13 février 2012
Il aura fallu un peu plus de deux ans pour avoir les résultats de l'étude menée par l'association rennaise Air Breizh en2009 et2010, sur les émissions de poussières générées par l'activité du port de commerce de Kergroise. Émissions qui ont semé l'inquiétude chez les riverains du port - notamment l'association Rade Environnement, inquiète des conséquences sur la santé des émissions de poussières produites par les déchargements de ciment, du soja, ou de tournesol. Une campagne de mesure a donc été confiée par Cap l'Orient, à l'association Air Breizh. Un camion analyseur a effectué plusieurs campagnes de prélèvements à différents endroits du port. Du 17mars au 28avril 2009, rue du Calvaire, près du gymnase Svob. Du 28avril au 27mai 2009, près du rond-point des Asturies et du Foyer des jeunes travailleurs. Du 20octobre au 8décembre 2009, à la capitainerie du port de Pen Mané à Locmiquélic. Du 21janvier au 17février 2010 à l'École supérieure d'art. Ont été mesurés la concentration des particules appelées PM10, inférieures à dix micro-mètres, ainsi que le dioxyde d'azote, cela pour étudier l'impact du trafic routier sur la qualité de l'air. Les poussières ont également été mesurées sur le site de la déchèterie de Kergroise.
Empoussièrement fort
Après analyses, les données ont révélé un seul point d'empoussièrement ponctuellement élevé. Il s'agit de la déchèterie de Kergroise, située à proximité des silos et entrepôts. Pendant la première série de campagne, la norme de 350mg par m² et par jour a été dépassée. Ce qui correspond à un empoussièrement fort. Cette norme de 350mg/m²/jour est celle retenue en Allemagne, car il n'existe pas de norme française ou européenne, en la matière. «Selon l'échelle de qualification d'empoussièrement élaborée par Air Languedoc Roussillon, l'empoussièrement peut être considéré comme faible sur les autres sites de mesures pendant les trois dernières campagnes, soit inférieur à 150mg/m²/jour,» note les scientifiques d'Air Breizh. Pour ce qui concerne les particules en suspension, des dépassements du seuil réglementaire ont été observés un jour en février2009, et un autre en mars. Une pollution qui, selon les analyses d'Air Breizh, n'a rien à voir avec l'activité du port, mais est liée à un régime anticyclonique et à un contexte de pollution à plus grande échelle.
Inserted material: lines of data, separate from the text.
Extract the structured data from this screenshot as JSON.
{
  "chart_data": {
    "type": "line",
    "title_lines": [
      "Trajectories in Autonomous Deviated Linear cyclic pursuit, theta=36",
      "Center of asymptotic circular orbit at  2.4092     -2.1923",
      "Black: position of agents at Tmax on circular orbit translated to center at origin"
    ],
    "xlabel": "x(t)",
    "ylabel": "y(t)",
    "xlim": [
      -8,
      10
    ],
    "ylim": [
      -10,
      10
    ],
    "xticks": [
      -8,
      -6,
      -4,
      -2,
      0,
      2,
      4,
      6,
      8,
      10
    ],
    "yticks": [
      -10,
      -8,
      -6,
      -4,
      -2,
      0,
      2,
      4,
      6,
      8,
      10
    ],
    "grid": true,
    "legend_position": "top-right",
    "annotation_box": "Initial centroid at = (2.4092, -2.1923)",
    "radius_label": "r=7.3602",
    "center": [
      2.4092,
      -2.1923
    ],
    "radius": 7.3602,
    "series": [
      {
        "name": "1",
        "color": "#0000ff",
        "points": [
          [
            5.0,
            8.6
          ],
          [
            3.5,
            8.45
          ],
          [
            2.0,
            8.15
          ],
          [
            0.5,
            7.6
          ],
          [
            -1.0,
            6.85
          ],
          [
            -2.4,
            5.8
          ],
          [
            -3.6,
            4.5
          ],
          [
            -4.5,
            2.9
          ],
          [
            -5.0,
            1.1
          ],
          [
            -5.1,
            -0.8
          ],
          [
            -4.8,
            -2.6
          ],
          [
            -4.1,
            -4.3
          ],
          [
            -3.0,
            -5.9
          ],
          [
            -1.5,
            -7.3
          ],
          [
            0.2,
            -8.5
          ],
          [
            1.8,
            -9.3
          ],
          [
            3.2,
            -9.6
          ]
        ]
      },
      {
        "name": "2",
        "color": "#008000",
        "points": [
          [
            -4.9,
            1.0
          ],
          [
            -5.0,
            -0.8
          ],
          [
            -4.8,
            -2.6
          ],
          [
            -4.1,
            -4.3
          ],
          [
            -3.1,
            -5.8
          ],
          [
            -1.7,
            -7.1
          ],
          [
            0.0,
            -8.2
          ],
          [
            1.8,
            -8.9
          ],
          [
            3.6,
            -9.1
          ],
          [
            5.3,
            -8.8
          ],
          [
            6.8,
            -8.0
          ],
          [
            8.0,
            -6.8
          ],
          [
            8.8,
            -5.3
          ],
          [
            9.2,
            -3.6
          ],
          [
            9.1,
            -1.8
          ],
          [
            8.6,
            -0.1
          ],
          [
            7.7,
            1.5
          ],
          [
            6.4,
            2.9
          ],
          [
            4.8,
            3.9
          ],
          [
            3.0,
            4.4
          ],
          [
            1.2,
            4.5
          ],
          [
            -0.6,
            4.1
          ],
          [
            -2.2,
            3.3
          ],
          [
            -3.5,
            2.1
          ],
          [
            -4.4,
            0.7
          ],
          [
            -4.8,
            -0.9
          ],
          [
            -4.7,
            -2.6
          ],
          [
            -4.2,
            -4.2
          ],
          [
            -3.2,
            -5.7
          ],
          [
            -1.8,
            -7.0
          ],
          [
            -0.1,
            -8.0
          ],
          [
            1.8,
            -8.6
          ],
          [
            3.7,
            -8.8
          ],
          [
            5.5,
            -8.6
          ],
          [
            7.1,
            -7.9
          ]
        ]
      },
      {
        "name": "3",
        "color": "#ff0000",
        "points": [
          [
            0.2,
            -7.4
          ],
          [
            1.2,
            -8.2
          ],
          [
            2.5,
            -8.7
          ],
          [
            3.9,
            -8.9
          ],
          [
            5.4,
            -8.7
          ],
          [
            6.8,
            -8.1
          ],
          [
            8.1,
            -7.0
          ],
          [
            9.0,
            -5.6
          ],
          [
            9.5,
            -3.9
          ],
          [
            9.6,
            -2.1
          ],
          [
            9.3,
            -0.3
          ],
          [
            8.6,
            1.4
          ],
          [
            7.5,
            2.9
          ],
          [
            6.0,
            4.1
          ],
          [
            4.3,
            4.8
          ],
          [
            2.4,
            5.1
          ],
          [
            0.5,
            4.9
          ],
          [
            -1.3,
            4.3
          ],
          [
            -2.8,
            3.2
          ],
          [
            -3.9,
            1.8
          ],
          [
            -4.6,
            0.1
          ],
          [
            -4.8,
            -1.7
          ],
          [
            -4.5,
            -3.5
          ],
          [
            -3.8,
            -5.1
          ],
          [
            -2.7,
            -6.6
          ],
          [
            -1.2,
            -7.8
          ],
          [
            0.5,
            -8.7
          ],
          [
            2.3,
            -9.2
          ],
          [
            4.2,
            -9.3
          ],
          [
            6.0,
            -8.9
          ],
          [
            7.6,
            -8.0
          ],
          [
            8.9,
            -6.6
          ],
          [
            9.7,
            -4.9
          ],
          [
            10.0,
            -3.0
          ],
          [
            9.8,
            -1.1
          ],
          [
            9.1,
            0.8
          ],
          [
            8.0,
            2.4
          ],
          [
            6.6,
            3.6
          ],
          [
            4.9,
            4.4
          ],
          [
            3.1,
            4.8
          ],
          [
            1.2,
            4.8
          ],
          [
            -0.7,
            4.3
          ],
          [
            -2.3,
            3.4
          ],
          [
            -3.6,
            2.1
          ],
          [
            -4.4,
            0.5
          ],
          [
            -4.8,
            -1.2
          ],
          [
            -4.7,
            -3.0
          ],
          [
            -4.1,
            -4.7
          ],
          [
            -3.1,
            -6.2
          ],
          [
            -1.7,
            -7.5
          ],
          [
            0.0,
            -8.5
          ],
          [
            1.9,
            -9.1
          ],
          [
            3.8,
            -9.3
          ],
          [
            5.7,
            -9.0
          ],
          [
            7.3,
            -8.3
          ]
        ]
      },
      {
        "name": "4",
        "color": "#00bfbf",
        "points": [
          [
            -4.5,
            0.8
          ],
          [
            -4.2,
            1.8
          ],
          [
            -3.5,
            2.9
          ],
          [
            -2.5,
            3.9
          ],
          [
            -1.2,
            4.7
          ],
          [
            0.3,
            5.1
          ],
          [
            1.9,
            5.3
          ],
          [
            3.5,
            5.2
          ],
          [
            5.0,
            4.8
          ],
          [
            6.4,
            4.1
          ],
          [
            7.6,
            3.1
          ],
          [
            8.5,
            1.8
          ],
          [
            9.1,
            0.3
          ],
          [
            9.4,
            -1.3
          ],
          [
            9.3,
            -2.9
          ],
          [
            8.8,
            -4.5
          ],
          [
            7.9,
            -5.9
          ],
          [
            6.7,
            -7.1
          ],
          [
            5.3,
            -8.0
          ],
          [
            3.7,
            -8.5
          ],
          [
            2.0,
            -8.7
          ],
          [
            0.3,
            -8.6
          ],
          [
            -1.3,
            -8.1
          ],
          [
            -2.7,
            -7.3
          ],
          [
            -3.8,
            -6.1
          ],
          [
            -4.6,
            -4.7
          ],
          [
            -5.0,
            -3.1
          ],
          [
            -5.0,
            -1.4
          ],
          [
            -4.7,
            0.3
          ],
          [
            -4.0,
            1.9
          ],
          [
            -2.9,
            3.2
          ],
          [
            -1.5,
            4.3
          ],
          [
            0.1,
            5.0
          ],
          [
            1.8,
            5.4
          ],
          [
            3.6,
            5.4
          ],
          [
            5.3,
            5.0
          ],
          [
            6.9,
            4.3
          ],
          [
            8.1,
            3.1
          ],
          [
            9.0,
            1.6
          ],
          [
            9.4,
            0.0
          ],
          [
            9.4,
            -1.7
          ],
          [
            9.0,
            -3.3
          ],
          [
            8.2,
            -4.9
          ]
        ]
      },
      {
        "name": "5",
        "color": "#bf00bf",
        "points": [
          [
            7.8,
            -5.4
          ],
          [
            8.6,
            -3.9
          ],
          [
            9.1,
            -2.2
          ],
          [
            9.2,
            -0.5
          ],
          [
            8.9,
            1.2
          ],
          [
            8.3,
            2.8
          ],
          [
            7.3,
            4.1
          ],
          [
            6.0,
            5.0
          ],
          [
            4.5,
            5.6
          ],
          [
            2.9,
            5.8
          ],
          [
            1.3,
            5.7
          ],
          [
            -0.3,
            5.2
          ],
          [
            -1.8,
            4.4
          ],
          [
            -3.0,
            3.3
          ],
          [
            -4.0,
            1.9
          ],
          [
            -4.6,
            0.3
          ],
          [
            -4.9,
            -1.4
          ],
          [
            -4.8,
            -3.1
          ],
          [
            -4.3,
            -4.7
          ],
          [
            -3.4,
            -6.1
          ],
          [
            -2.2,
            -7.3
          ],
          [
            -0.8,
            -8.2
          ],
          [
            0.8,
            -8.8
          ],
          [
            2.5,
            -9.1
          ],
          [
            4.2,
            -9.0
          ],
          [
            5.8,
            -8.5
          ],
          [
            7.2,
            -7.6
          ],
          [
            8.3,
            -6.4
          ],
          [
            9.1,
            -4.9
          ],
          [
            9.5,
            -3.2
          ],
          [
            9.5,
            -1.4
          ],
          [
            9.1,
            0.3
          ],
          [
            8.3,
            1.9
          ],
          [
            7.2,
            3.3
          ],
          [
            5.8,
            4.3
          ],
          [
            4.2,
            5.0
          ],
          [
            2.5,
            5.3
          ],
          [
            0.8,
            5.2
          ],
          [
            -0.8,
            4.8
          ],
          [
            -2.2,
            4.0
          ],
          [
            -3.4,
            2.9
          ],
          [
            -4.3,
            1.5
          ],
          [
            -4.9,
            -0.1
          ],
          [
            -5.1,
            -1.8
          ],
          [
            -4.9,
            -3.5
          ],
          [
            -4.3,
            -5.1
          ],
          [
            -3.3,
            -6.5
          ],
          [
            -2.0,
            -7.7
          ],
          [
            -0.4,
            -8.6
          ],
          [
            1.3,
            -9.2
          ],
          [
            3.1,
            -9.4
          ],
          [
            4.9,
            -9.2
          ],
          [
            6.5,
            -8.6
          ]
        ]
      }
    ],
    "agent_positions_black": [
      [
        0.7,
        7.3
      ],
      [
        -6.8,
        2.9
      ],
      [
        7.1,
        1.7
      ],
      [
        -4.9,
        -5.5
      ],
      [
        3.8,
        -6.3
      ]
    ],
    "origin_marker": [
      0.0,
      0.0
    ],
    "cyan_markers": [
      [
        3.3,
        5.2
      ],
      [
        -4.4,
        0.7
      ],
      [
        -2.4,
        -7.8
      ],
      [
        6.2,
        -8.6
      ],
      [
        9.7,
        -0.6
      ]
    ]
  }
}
Le site du gymnase Svob impacté
En clair, cette étude a permis de démontrer l'impact du port, sur le site du gymnase Svob, rue du Calvaire, pendant la première série de mesures, mais pas sur les trois autres sites. «Le site du Foyer des jeunes travailleurs n'a pas été suffisamment exposé aux vents du port pendant la campagne pour permettre des conclusions», note le rapport d'Air Breizh. «Les sites de Locmiquélic et de l'École supérieure d'art sont ceux principalement influencés par la pollution urbaine. La contribution du port aux concentrations en PM10 ne peut être déterminée avec précision, en raison des différentes sources émettrices existantes (trafic routier, installation de chauffage, agriculture, embruns marins...) Enfin, conclut le rapport, «le lien entre les opérations de chargements-déchargements des navires et la pollution particulaire n'a pas été établi». Selon les scientifiques d'Air Breizh, il existe d'autres sources émettrices de particules sur les ports, que la zone de déchargement, comme les silos à plat.